En la bibliografía revisada en Argentina no se disponen de estadísticas de este fenómeno social, es decir, de niños que son culpabilizados por el sufrimiento familiar de que su progenitor este preso por haber cometido un delito sexual contra él o ella. Tampoco respecto de madres que mantienen las mismas relaciones maritales con su esposo después de conocer que es el abusador de su hijo.

2) Sería más que interesante, desde el punto de vista científico, poder obtener entrevistas en profundidad con víctimas del ASI cuyos progenitores hayan purgado una condena por este delito varios años después de la excarcelación. Estas entrevistas en profundidad serían una forma de triangulación y verificación de la hipótesis que supone el constructo teórico desarrollado en este artículo. En mi experiencia profesional no he podido, hasta ahora, acceder a esta casuística. Sí alguno de los profesionales que reciben este trabajo dispone de esta posibilidad le agradecería se comunique conmigo.

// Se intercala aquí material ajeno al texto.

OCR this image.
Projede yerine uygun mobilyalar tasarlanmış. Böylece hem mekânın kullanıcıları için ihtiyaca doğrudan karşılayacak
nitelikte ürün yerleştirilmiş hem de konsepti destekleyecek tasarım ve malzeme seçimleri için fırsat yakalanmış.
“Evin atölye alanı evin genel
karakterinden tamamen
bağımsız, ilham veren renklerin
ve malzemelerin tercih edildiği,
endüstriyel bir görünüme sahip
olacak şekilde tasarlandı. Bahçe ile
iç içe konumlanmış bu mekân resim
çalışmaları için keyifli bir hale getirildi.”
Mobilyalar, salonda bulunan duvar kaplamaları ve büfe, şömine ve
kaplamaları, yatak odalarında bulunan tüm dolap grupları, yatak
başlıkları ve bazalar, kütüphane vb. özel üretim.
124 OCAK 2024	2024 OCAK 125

3) Uno de los violadores que cito en EL SUJETO TRANSGRESOR … había estado trabajando años en entrevistas individuales su responsabilidad en el delito cometido, hasta que un día me solicita entrevista su madre. Esta mujer me dejó bien en claro que su hijo no había cometido tal delito, que ella lo sabía por su corazón de madre, que su hijo era una víctima de la Justicia. Después de la entrevista con la madre el interno carcelario, no volvió a mencionar que él tuviera responsabilidad alguna en la violación cometida… años de entrevistas se cayeron como un castillo de naipes porque esta madre no estaba de acuerdo.